I believe there are ways to deduce where to put the semicolons. This can be deduced from the tokens that begins and ends lines.
Getting rid of semicolons is not that simple. For instance
procedure aproc(var a; d, e, f : Boolean);
when the entire statement is syntactically correct, it's not too hard to figure out where there should be a semicolon but, if there is a syntax error then it's a completely different story. For instance
procedure aproc(var a d, e, f : Boolean);
parameter "a" is in both cases untyped and if the semicolon is missing between the "a" and "d", most Pascal compilers don't even try to emit the correct error message because the resulting statement is syntactically ambiguous. "a" may be an untyped parameter, in which case there should be a semicolon between "a" and "d". if the problem is that the comma is missing, the compiler _assumes_ that "d" is a data type and says it expected a colon ":" (which is incorrect in this case since "d" is not a data type) when it could have easily been that the comma is the missing element.

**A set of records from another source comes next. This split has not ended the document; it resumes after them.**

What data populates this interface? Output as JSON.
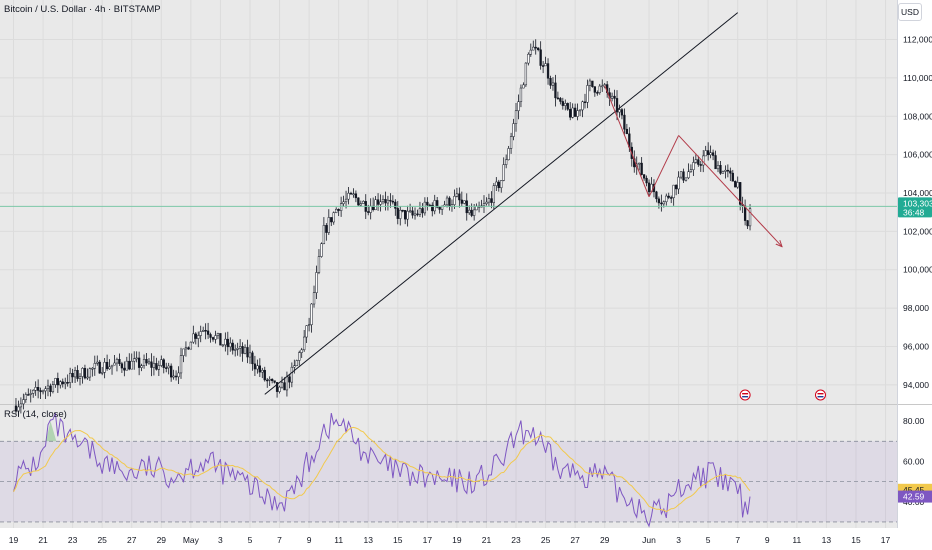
{
  "header": {
    "title": "Bitcoin / U.S. Dollar · 4h · BITSTAMP",
    "currency_button": "USD"
  },
  "rsi_panel": {
    "title": "RSI (14, close)"
  },
  "chart_data": {
    "type": "candlestick",
    "price_axis": {
      "ticks": [
        94000,
        96000,
        98000,
        100000,
        102000,
        104000,
        106000,
        108000,
        110000,
        112000
      ],
      "tick_labels": [
        "94,000",
        "96,000",
        "98,000",
        "100,000",
        "102,000",
        "104,000",
        "106,000",
        "108,000",
        "110,000",
        "112,000"
      ],
      "range": [
        93000,
        113800
      ]
    },
    "current_price": {
      "label": "103,303",
      "countdown": "36:48",
      "value": 103303
    },
    "time_axis": {
      "labels": [
        "19",
        "21",
        "23",
        "25",
        "27",
        "29",
        "May",
        "3",
        "5",
        "7",
        "9",
        "11",
        "13",
        "15",
        "17",
        "19",
        "21",
        "23",
        "25",
        "27",
        "29",
        "Jun",
        "3",
        "5",
        "7",
        "9",
        "11",
        "13",
        "15",
        "17"
      ],
      "label_day_index": [
        0,
        2,
        4,
        6,
        8,
        10,
        12,
        14,
        16,
        18,
        20,
        22,
        24,
        26,
        28,
        30,
        32,
        34,
        36,
        38,
        40,
        43,
        45,
        47,
        49,
        51,
        53,
        55,
        57,
        59
      ],
      "first_day": "2025-04-19"
    },
    "price_keypoints": [
      [
        0,
        92900
      ],
      [
        2,
        93800
      ],
      [
        4,
        94400
      ],
      [
        6,
        95000
      ],
      [
        8,
        95100
      ],
      [
        10,
        95000
      ],
      [
        11,
        94600
      ],
      [
        12,
        96500
      ],
      [
        13,
        97000
      ],
      [
        14,
        96200
      ],
      [
        16,
        95500
      ],
      [
        17,
        94300
      ],
      [
        18,
        93600
      ],
      [
        19,
        94800
      ],
      [
        20,
        97200
      ],
      [
        21,
        102000
      ],
      [
        22,
        103400
      ],
      [
        23,
        103800
      ],
      [
        24,
        103300
      ],
      [
        25,
        103800
      ],
      [
        26,
        102900
      ],
      [
        27,
        102800
      ],
      [
        28,
        103300
      ],
      [
        29,
        103400
      ],
      [
        30,
        103700
      ],
      [
        31,
        102800
      ],
      [
        32,
        103400
      ],
      [
        33,
        104700
      ],
      [
        34,
        108200
      ],
      [
        35,
        111700
      ],
      [
        36,
        110600
      ],
      [
        37,
        108500
      ],
      [
        38,
        108000
      ],
      [
        39,
        109600
      ],
      [
        40,
        109400
      ],
      [
        41,
        108200
      ],
      [
        42,
        105700
      ],
      [
        43,
        104400
      ],
      [
        44,
        103500
      ],
      [
        45,
        104700
      ],
      [
        46,
        105300
      ],
      [
        47,
        106100
      ],
      [
        48,
        105100
      ],
      [
        49,
        104500
      ],
      [
        49.6,
        101800
      ],
      [
        49.85,
        103303
      ]
    ],
    "trendlines": [
      {
        "from": [
          "2025-05-06",
          93500
        ],
        "to": [
          "2025-06-07",
          113400
        ],
        "color": "#131722"
      },
      {
        "from": [
          "2025-05-29",
          109600
        ],
        "to": [
          "2025-06-01",
          103800
        ],
        "color": "#b23a48"
      },
      {
        "from": [
          "2025-06-01",
          103800
        ],
        "to": [
          "2025-06-03",
          107000
        ],
        "color": "#b23a48"
      },
      {
        "from": [
          "2025-06-03",
          107000
        ],
        "to": [
          "2025-06-10",
          101200
        ],
        "color": "#b23a48",
        "arrow": true
      }
    ],
    "rsi": {
      "label": "RSI (14, close)",
      "ticks": [
        40,
        60,
        80
      ],
      "tick_labels": [
        "40.00",
        "60.00",
        "80.00"
      ],
      "range": [
        27,
        88
      ],
      "upper_band": 70,
      "lower_band": 30,
      "current_rsi": {
        "label": "42.59",
        "value": 42.59
      },
      "current_ma": {
        "label": "45.45",
        "value": 45.45
      },
      "keypoints": [
        [
          0,
          52
        ],
        [
          1,
          56
        ],
        [
          2,
          63
        ],
        [
          2.5,
          80
        ],
        [
          3,
          77
        ],
        [
          4,
          68
        ],
        [
          5,
          66
        ],
        [
          6,
          60
        ],
        [
          7,
          56
        ],
        [
          8,
          54
        ],
        [
          9,
          57
        ],
        [
          10,
          55
        ],
        [
          11,
          53
        ],
        [
          12,
          58
        ],
        [
          13,
          60
        ],
        [
          14,
          56
        ],
        [
          15,
          52
        ],
        [
          16,
          48
        ],
        [
          17,
          42
        ],
        [
          18,
          40
        ],
        [
          19,
          46
        ],
        [
          20,
          60
        ],
        [
          21,
          76
        ],
        [
          22,
          80
        ],
        [
          23,
          72
        ],
        [
          24,
          62
        ],
        [
          25,
          58
        ],
        [
          26,
          55
        ],
        [
          27,
          52
        ],
        [
          28,
          52
        ],
        [
          29,
          50
        ],
        [
          30,
          50
        ],
        [
          31,
          50
        ],
        [
          32,
          53
        ],
        [
          33,
          60
        ],
        [
          34,
          72
        ],
        [
          35,
          76
        ],
        [
          36,
          64
        ],
        [
          37,
          56
        ],
        [
          38,
          54
        ],
        [
          39,
          54
        ],
        [
          40,
          52
        ],
        [
          41,
          44
        ],
        [
          42,
          40
        ],
        [
          43,
          34
        ],
        [
          44,
          36
        ],
        [
          45,
          46
        ],
        [
          46,
          52
        ],
        [
          47,
          54
        ],
        [
          48,
          50
        ],
        [
          49,
          46
        ],
        [
          49.6,
          32
        ],
        [
          49.85,
          42.59
        ]
      ],
      "ma_color": "#f2c94c",
      "rsi_color": "#7e57c2"
    }
  }
}
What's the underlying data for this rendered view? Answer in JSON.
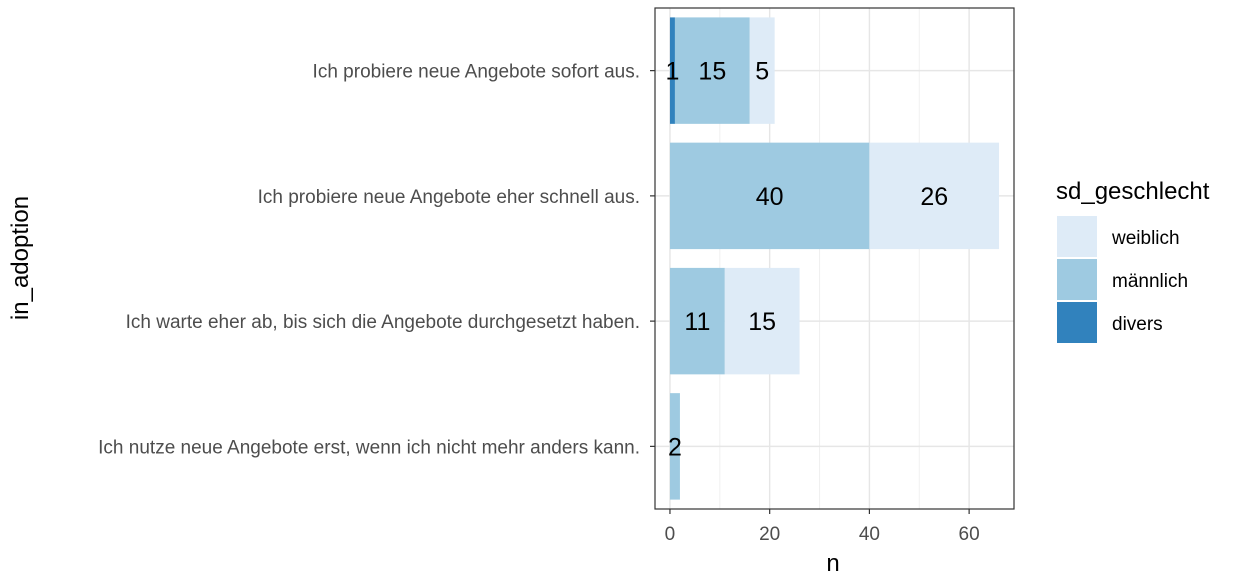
{
  "chart_data": {
    "type": "bar",
    "orientation": "horizontal",
    "stacked": true,
    "categories": [
      "Ich probiere neue Angebote sofort aus.",
      "Ich probiere neue Angebote eher schnell aus.",
      "Ich warte eher ab, bis sich die Angebote durchgesetzt haben.",
      "Ich nutze neue Angebote erst, wenn ich nicht mehr anders kann."
    ],
    "series": [
      {
        "name": "divers",
        "color": "#3182bd",
        "values": [
          1,
          0,
          0,
          0
        ]
      },
      {
        "name": "männlich",
        "color": "#9ecae1",
        "values": [
          15,
          40,
          11,
          2
        ]
      },
      {
        "name": "weiblich",
        "color": "#deebf7",
        "values": [
          5,
          26,
          15,
          0
        ]
      }
    ],
    "xlabel": "n",
    "ylabel": "in_adoption",
    "xlim": [
      -3,
      69
    ],
    "xticks": [
      0,
      20,
      40,
      60
    ],
    "grid": true,
    "legend": {
      "title": "sd_geschlecht",
      "position": "right",
      "entries": [
        {
          "label": "weiblich",
          "color": "#deebf7"
        },
        {
          "label": "männlich",
          "color": "#9ecae1"
        },
        {
          "label": "divers",
          "color": "#3182bd"
        }
      ]
    }
  }
}
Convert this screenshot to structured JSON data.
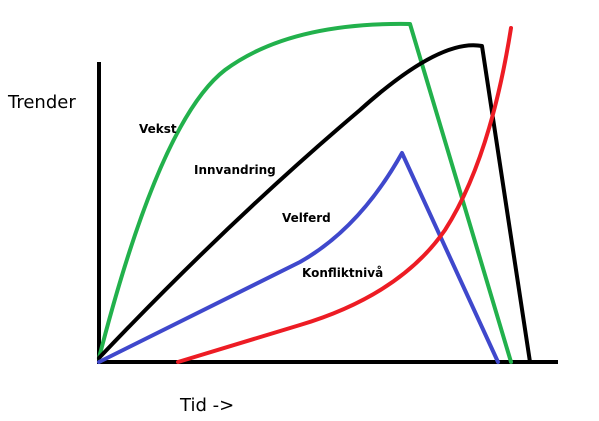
{
  "axes": {
    "y_label": "Trender",
    "x_label": "Tid ->"
  },
  "curves": {
    "vekst": {
      "label": "Vekst",
      "color": "#22b14c"
    },
    "innvandring": {
      "label": "Innvandring",
      "color": "#000000"
    },
    "velferd": {
      "label": "Velferd",
      "color": "#3f48cc"
    },
    "konfliktniva": {
      "label": "Konfliktnivå",
      "color": "#ed1c24"
    }
  }
}
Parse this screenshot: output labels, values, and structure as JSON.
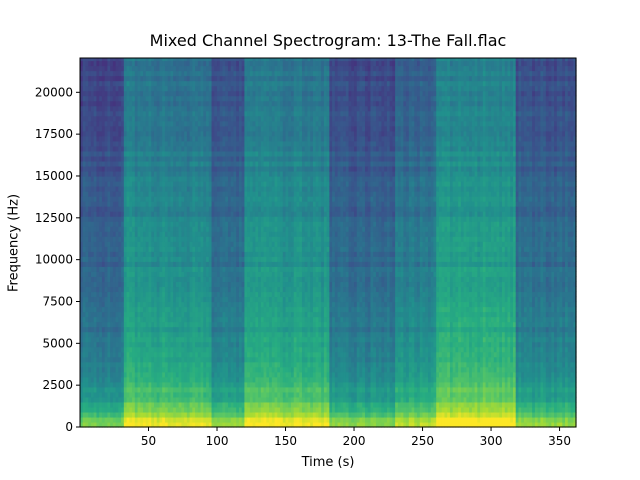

For a preprocessor to have _some_ chance of accurately placing semicolons in the source, it would have to be a complete parser (one that would have to be _smarter_ than the one implemented in the compiler.) It would have to know that if "d" is a data type, either a colon between "a" and "d" or a semicolon after "a" are required. There is no way for the parser (no matter how smart it may be) to figure out which case is applicable because there isn't enough
auxiliary syntactic information in the statement to make the determination (without using type information.)
Your "semicolon paster" would end up declaring untyped parameters every time there is a comma missing between "var" parameters resulting in one parameter being untyped and the remainder being passed by value instead of reference and, the worst part is, the programmer would not have a clue that the missing comma resulted in a definition with a completely different meaning than what he/she intended.
And that doesn't include the additional problems caused by the possibility that the programmer forgot the "var" keyword (which is required to declare untyped parameter but not typed ones.)
It is also worth noting that while parsing Pascal is usually reasonably fast, your preprocessor, if it were a full parser, it would definitely result in perceptibly slower compile times.